The Death of the HODL Narrative
The real takeaway from 2025 isn’t just that people are spending more crypto; it’s who is facilitating that spend. We are seeing a historic shift away from centralized exchanges toward decentralized finance (DeFi) tools. EtherFi has completely run away with the lead, processing $55.4 million in spending, while competitors like Cypher and GnosisPay follow in its wake. This tells us that users are no longer waiting for a moon mission to cash out. Instead, they are using their portfolios as functional bank accounts, swiping at the grocery store with the same ease as a standard debit card.
This massive surge in adoption is exactly what Polygon researcher @obchakevich_ highlighted when they noted: “These figures demonstrate not only the fast adoption of crypto cards among users but also the strategic importance of crypto and stablecoins for Visa’s global payment ecosystem.”
They went on to say that the increase in volume proves crypto is a “fully-fledged tool for everyday financial transactions.”
Why the Stock Isn’t Celebrating Yet
Even with record crypto adoption, Visa stock remains stuck. Investors are focused on traditional metrics like cross-border fees, which have slowed to 12% growth. There is also anxiety surrounding the 2026 U.S. midterm elections. If new regulations target digital assets, it could stall the momentum Visa has built with its new stablecoin teams.

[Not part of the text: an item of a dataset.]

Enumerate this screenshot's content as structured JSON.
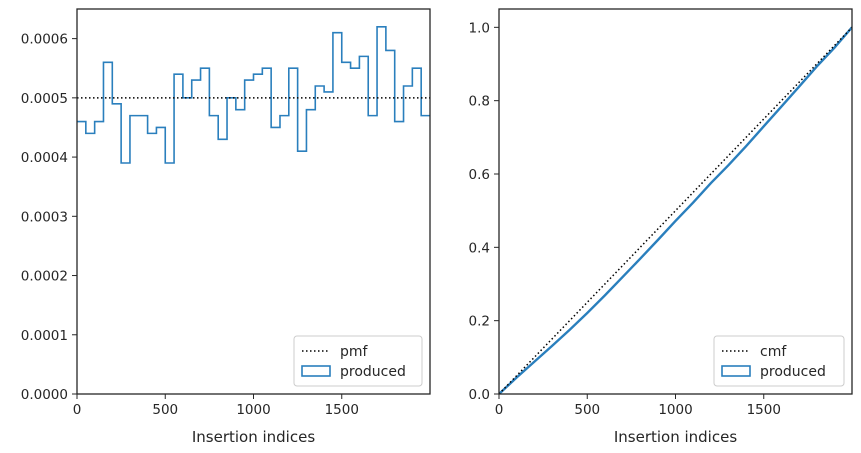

The real test for Visa in 2026 is whether it can turn this technical utility into consistent profit. While the price of Bitcoin and the price of Visa stock face short-term pressure, the massive increase in card usage shows the infrastructure is already working.
Is Visa Stock a Good Buy?
Turning to TipRanks, Visa shares remain a Strong Buy based on analysts’ consensus. This breaks down to 22 Buys and two Holds assigned by 24 Wall Street analysts over the past three months. Moreover, the average 12-month V price target of $403.24 suggests a 16.4% upside potential from the current price level.